Long-Term Lyme Disease

Controversies and Challenges

By Ruth Werner
[Pathology Perspectives]

takeaway: Persistent Lyme disease symptoms are common and serious, but the health-care community is deeply divided about how to care for patients with this problem. Massage therapists can help by establishing a safe environment and being supportive of clients with long-term Lyme disease consequences.

Meet Rosie.1 At age 28, Rosie was energetic, athletic, and powerfully motivated. She was a first-grade teacher and active in her community. That summer, she attended a family event in an area where disease-carrying ticks are common, and a few weeks later was struck down by an unknown illness. The first thing she noticed was fatigue and that her heart rate slowed alarmingly—to about 32 beats per minute. She had no rash or other swelling, so her primary care physician declined to test her for Lyme disease, and she did not take the recommended course of antibiotics.
Rosie was struggling with dizziness, fatigue, and peripheral neuropathy. She stayed in the classroom until spring, until she realized that she couldn’t continue. She resigned from teaching and moved in with her parents. Rosie had developed blinding migraines, and the antiseizure drugs she was prescribed to treat them made it nearly impossible for her to function. She spent the next two years on the family couch, struggling to do even the most basic self-care tasks, let alone work.
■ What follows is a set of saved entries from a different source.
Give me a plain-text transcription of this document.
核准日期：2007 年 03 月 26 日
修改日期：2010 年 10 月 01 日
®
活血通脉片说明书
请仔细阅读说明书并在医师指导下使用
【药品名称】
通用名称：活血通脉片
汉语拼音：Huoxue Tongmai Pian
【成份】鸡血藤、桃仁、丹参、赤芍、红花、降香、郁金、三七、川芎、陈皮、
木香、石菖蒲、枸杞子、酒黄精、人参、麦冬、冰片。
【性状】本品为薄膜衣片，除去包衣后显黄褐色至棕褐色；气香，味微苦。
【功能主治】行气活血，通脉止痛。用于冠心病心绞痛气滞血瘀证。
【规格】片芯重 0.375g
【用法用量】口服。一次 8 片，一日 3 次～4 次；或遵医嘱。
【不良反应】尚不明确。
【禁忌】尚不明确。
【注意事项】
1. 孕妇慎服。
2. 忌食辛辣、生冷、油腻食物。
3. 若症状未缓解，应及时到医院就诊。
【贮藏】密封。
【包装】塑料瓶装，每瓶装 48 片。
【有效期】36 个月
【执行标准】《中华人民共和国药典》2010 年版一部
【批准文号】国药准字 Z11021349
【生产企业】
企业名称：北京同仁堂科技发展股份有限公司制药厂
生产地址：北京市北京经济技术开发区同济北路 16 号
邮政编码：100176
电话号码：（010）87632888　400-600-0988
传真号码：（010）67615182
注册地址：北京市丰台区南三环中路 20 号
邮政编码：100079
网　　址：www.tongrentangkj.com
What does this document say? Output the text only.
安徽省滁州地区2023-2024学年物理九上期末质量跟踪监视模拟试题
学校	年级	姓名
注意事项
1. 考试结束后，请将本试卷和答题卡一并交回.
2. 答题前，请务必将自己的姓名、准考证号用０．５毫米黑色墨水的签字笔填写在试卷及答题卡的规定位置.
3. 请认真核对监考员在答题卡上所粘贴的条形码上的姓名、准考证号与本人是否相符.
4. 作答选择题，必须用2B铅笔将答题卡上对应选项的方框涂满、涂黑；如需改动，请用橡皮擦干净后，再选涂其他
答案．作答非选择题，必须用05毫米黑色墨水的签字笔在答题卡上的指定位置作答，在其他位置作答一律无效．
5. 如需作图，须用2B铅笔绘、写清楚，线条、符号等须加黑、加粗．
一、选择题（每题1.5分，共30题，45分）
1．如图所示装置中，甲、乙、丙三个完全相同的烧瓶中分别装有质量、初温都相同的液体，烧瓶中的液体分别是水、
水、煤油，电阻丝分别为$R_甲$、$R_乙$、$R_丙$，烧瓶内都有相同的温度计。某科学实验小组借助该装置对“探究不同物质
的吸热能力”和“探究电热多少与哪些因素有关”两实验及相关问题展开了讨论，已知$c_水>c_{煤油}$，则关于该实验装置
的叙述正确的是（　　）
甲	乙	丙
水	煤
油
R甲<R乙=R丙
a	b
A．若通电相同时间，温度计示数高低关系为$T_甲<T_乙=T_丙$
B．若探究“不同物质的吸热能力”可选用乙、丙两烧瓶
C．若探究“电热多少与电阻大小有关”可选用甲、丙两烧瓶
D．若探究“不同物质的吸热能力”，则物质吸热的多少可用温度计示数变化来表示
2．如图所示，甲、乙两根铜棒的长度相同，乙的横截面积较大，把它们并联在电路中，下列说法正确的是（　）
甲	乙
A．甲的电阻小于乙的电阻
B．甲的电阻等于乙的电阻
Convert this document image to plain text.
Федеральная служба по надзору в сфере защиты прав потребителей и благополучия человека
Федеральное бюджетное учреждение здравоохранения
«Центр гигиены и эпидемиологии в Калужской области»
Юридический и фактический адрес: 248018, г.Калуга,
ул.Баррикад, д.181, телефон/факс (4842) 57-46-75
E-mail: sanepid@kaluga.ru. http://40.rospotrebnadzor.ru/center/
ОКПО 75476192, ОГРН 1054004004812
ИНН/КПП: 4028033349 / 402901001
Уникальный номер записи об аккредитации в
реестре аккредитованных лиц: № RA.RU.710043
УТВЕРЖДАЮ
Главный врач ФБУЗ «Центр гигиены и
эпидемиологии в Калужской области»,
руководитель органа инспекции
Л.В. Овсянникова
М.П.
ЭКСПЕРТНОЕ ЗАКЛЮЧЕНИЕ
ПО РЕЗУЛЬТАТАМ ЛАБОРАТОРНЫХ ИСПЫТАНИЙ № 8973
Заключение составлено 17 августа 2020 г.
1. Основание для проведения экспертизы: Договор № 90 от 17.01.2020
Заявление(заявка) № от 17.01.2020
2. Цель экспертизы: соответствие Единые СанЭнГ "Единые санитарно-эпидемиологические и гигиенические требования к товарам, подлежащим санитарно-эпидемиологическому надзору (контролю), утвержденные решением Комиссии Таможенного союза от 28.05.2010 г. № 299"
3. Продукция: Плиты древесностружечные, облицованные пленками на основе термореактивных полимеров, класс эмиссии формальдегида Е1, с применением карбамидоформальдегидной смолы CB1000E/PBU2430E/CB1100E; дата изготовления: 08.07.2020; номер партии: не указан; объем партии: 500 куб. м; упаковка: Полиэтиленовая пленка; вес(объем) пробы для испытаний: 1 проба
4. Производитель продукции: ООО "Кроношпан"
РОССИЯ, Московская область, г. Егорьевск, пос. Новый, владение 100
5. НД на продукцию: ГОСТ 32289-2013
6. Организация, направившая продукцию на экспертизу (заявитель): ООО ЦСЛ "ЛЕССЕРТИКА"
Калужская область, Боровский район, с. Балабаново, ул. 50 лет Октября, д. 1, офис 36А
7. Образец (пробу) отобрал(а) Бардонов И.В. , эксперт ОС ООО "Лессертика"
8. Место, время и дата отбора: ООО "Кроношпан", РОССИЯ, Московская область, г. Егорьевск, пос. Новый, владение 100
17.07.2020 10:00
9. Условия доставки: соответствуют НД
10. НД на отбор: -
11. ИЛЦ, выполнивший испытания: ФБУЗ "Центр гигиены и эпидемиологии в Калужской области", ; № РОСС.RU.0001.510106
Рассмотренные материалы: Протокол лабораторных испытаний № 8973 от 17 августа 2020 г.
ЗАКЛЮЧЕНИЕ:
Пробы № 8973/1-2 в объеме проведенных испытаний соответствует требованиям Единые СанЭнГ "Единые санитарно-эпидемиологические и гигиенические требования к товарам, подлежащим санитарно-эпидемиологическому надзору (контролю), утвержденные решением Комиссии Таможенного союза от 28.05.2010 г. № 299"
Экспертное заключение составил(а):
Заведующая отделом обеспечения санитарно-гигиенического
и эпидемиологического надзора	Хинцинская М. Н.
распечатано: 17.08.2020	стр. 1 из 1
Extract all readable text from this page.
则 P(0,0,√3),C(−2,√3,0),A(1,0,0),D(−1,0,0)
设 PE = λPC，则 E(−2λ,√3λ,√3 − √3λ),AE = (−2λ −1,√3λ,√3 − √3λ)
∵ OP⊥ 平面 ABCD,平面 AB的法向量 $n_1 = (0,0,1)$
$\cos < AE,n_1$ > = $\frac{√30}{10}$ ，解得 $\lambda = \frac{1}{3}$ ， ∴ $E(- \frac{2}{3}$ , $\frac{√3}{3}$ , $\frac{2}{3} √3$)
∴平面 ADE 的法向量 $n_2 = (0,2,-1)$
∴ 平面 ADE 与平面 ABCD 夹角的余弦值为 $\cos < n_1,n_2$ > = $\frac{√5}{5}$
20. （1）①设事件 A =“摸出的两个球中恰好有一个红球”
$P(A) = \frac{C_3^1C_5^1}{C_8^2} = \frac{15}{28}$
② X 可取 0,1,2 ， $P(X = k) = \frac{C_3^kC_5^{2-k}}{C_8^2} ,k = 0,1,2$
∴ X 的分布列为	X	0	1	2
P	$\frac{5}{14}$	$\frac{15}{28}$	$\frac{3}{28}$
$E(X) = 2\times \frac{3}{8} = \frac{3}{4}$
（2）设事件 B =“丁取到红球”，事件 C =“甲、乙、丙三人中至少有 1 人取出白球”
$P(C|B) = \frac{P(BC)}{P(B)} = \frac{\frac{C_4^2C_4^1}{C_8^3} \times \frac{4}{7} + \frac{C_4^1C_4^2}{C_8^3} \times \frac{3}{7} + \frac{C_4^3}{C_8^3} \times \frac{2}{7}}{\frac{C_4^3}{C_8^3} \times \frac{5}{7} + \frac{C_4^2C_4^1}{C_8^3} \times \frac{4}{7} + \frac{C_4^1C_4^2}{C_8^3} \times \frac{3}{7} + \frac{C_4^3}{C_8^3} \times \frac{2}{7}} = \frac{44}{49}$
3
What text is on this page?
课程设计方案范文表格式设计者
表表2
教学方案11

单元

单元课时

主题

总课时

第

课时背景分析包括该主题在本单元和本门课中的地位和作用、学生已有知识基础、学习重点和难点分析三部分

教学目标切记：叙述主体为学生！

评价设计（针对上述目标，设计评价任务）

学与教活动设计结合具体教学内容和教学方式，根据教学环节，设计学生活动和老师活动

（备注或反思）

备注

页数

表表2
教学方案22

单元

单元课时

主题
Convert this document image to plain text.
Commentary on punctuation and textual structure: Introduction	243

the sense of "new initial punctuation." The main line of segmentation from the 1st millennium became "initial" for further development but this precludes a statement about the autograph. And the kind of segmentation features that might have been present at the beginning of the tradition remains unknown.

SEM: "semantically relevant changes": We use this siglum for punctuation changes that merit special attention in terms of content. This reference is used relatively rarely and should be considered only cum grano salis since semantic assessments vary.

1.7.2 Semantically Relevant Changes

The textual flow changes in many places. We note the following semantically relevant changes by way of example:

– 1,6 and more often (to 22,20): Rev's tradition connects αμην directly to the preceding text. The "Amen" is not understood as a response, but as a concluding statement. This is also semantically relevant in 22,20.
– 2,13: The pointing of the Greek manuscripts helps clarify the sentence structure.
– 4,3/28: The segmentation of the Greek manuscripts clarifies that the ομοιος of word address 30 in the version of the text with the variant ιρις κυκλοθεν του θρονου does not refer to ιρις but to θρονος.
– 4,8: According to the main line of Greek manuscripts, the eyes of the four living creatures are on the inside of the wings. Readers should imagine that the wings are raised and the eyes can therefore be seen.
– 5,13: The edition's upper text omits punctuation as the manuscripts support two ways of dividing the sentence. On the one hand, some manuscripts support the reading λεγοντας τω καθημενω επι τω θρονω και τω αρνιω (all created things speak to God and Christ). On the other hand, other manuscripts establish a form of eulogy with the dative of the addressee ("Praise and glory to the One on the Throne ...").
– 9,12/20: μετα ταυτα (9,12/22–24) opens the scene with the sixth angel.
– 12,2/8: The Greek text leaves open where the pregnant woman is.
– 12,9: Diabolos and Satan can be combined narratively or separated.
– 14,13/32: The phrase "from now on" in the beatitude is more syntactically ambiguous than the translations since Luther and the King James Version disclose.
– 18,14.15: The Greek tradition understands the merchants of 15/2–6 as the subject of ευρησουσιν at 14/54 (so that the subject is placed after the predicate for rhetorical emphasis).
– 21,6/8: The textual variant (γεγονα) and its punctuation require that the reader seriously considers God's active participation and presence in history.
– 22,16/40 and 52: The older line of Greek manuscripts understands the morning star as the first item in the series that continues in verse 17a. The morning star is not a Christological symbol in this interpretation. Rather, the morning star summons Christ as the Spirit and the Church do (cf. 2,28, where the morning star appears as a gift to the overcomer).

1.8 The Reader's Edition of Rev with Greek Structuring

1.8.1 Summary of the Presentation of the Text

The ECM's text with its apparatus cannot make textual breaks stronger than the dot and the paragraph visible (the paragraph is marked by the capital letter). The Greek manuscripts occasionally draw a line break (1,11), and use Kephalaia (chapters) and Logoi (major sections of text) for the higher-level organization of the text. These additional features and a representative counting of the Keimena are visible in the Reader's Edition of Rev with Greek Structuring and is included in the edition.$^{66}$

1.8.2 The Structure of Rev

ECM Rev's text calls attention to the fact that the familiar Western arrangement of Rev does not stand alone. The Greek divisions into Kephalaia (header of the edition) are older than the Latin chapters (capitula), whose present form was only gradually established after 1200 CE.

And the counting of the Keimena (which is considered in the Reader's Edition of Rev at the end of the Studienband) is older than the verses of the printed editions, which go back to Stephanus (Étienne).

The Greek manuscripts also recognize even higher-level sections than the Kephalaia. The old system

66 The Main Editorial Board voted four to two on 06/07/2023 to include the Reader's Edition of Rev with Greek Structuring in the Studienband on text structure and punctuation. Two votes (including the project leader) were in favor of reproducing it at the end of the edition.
She sought help from conventional medical doctors, including neurologists, immunologists, cardiologists, and other specialists, most of whom assumed she had chronic fatigue syndrome or an eating disorder.  
Feeling she had nothing to lose, she consulted a physician who, without examining her, recommended several months of high-dose, intense antibiotic therapy—enough that her pharmacist was reluctant to fill her prescriptions. (This physician turned out to be under probation for malpractice at the time, and shortly after Rosie’s treatment concluded, his office was raided, and he was shut down.) The drugs made her feel awful—so bad that at one point she discussed her funeral plans with her mother. The antibiotics also damaged her digestive tract, which has not fully recovered. But Rosie finally turned a corner and began to improve.
Rosie still has a low heart rate and occasional dizziness and migraines. She is also allergic to wheat—something new since her illness and treatment. But otherwise, her health and vitality have been restored. She is now active and healthy with a fulfilling, demanding job, and she is raising a family.
Did the sketchy medical treatment help her? It’s hard to say definitively because correlation is not causation—but nothing else she had tried made any difference. Rosie’s story is not typical, but it is also not unusual. Large-scale clinical trials have not demonstrated that this treatment strategy is effective or even safe, but for some people it seems to help. And this is at the heart of the many controversies that surround persistent Lyme disease symptoms.

What Is Lyme Disease?

Lyme disease is a tick-borne infection with a pathogen called Borrelia burgdorferi. It was first identified in the US in the town of Lyme, Connecticut, in 1982, where a scientist named Wilhelm Burgdorfer tracked what looked like a local spike in diagnoses of juvenile-onset rheumatoid arthritis to the action of a spirochetal bacterium spread through the bite of deer ticks.
Now, Lyme disease is acknowledged to be the most common vector-borne disease in the US and Europe, spread by the Ixodes species of ticks, especially deer ticks and Western black-legged ticks. Almost half a million new Lyme disease infections are diagnosed in the US each year.   
The bacteria that cause Lyme disease move in stages. The first is early localized disease, which might be marked by a bulls-eye rash (the technical term is erythema migrans), fever, night sweats, headache, swollen lymph nodes, and more. This usually develops 7–30 days after a tick bite. The rash is not always found, however, so this stage may be missed or mistaken for flu.
The next stage is early disseminated disease. It may involve more rashes, arrhythmia, headaches, facial nerve paralysis, peripheral neuropathy, inflammation of the spinal cord and nerve roots (radiculomyelitis), and debilitating fatigue.
The last stage is called late disseminated disease. This can involve painful, erosive inflammation of the large joints; knees, shoulders, and elbows are often affected and may develop permanent damage. In addition to causing arthritis, late Lyme disease can involve severe headaches and migraines, mental fogginess, muscle and joint pain, vertigo, tremors, depression, anxiety, dizziness, arrhythmia, and nerve pain.
It is surprisingly difficult to diagnose Lyme disease if no initial bulls-eye rash is found—which is the case about a third of the time. Blood tests may reveal some signs of exposure, but they do not distinguish whether that exposure is recent or happened a long time ago. Taking a test too early or too late in the process may yield inaccurate results. For this reason, Lyme disease diagnoses must rely on blood tests, a physical examination, and the patient’s possible exposure to ticks.
Lyme disease is typically treated with antibiotics, although the type and duration of prescriptions may vary. Most specialists agree that it is preferable to start treatment as early as possible, but not all infections are identified in the first stage. Many patients do well with the recommended antibiotic therapy that lasts for several weeks, and they emerge with no long-term loss of function, but some people do not respond to this strategy. Somewhere between 10–20 percent of Lyme disease patients remain symptomatic long after their treatment is complete, and the challenges and controversies that these patients must manage can be overwhelming.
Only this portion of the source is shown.